Artist George Aid and his wife lived comfortably on the Italian Riviera until WWI erupted in 1914. Unfortunately for Aid, and art patrons around the world, few of his paintings made it to Europe when Aid and his wife fled to America. With his lost art, Aid also lost his reputation as a brilliant etcher and oil painter. However, after the Aids bought a vineyard in Tryon, N.C. in 1920, Aid took the opportunity to restart his notability, revamping his reputation in a new style.
This time around, Aid put French Chalk to paper gaining a reputation as a portrait artist. This unusual medium – a chalk stick of steatite material that had a characteristic dark orange color – created a stir among the sophisticated citizens of Western North Carolina. Aid carried out a lucrative business drawing commissioned portraits in a time when people were hungry for a new style more modern than the played-out oil paintings.

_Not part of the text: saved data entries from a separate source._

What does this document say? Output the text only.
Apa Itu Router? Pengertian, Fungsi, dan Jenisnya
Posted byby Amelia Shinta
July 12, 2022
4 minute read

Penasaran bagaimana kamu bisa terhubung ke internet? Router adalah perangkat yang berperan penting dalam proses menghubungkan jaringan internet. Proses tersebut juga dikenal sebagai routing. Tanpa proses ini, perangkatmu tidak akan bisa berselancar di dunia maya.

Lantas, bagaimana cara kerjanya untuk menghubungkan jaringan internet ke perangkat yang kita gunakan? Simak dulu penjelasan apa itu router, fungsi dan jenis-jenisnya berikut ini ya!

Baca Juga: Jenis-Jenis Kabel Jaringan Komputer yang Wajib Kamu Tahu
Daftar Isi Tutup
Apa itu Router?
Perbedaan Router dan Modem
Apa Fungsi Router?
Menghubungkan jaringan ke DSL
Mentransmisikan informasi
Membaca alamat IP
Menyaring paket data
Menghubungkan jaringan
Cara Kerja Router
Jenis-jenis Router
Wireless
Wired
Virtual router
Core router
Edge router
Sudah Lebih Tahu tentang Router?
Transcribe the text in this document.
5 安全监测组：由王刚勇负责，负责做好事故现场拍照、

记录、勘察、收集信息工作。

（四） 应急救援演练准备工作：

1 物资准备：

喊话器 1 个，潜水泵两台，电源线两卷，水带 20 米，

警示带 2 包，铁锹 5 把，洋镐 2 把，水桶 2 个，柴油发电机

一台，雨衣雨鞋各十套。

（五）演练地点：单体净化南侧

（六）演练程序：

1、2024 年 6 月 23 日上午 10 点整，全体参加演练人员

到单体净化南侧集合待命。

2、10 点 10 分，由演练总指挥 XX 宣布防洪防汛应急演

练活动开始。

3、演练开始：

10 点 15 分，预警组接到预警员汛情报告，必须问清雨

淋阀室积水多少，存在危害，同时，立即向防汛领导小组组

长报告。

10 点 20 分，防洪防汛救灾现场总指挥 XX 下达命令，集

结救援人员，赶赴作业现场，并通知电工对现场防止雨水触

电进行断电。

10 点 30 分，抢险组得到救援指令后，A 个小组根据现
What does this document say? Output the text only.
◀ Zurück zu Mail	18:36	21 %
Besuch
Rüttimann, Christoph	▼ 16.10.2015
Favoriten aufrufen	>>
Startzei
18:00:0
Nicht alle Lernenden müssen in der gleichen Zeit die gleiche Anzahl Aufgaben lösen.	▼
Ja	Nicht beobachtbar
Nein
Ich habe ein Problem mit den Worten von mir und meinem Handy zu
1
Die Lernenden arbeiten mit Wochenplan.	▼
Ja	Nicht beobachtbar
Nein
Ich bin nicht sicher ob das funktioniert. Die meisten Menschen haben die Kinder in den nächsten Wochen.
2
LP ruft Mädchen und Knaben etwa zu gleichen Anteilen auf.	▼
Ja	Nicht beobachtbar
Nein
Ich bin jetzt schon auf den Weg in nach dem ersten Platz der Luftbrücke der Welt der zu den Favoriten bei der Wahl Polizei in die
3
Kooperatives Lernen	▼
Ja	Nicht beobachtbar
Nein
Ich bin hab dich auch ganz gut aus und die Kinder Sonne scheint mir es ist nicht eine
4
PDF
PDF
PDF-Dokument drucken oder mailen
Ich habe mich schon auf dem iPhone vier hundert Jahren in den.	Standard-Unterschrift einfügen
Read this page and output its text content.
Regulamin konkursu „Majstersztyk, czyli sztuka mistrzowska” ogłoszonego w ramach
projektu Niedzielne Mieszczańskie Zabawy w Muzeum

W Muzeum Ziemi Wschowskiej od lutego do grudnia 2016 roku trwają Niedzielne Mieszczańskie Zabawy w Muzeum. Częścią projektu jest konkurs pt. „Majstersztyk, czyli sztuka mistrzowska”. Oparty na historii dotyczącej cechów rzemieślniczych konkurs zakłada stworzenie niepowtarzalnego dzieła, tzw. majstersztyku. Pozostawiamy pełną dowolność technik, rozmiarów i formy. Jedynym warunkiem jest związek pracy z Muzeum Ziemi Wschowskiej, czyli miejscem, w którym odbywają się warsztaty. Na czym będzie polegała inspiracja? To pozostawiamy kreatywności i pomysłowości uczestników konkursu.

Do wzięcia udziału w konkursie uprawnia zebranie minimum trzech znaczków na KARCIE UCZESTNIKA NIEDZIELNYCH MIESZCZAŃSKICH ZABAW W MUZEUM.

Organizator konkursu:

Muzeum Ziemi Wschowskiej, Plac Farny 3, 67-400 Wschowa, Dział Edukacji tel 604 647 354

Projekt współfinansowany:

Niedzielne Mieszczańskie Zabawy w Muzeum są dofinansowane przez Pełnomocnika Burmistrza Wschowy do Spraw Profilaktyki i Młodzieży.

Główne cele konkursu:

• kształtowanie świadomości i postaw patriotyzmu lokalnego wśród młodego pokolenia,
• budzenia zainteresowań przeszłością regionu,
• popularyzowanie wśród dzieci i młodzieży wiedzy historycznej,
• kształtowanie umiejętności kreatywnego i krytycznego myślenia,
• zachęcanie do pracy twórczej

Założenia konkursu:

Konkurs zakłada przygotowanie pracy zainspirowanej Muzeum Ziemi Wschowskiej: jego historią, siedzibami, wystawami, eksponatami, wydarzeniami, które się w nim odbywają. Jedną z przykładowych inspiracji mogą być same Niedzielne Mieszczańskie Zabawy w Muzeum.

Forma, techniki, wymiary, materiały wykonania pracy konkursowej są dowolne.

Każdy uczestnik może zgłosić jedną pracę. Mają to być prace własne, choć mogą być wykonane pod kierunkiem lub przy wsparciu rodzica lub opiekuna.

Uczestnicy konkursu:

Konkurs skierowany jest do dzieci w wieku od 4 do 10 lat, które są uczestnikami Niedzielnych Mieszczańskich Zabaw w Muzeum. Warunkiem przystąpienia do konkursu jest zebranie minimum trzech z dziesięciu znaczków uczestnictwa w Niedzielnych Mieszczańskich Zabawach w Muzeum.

Aid is best known for his work The Baptism of Virginia Dare, his last large commissioned work before his death. However, his lesser-known pieces, such as untitled portrait (child with spoon) show an intriguing look into his style. The portrait, possibly commissioned by a young family to capture the youth of their adorable child, looks much like pieces drawn by street artists – in the best way – showing his possible influences from artists in European cities like Paris. Unlike oils, the chalk afforded Aid the ability to draw only the important parts of the figure, rather than every detail, while still capturing the essence of the subject. This drawing is one of my favorite of his because through his deliberately indistinct shading and only a few hard lines, the former etcher and printmaker creates the illusion of fleetingly catching a glimpse into a happy childhood memory. The child looks content, possibly enjoying a first tea party, and has almost a mischievous expression that lends an endearing air to the portrait.
Some people call the “deepest” and most elaborate artworks the best ones as they can make an audience question life itself (religious works such as anything by Michelangelo come to mind.) However, I think that pieces such as George Aid’s untitled portrait (child with spoon) certainly have a place among the top tier because they give us glimpes into the little moments that make up much of life.
Artwork above: George C. Aid, untitled portrait (child with spoon), French Chalk, 17.00 x 15.75 inches. Bequest of George C. Aid Jr.. Permanent Collection. 2006.25.04.22b.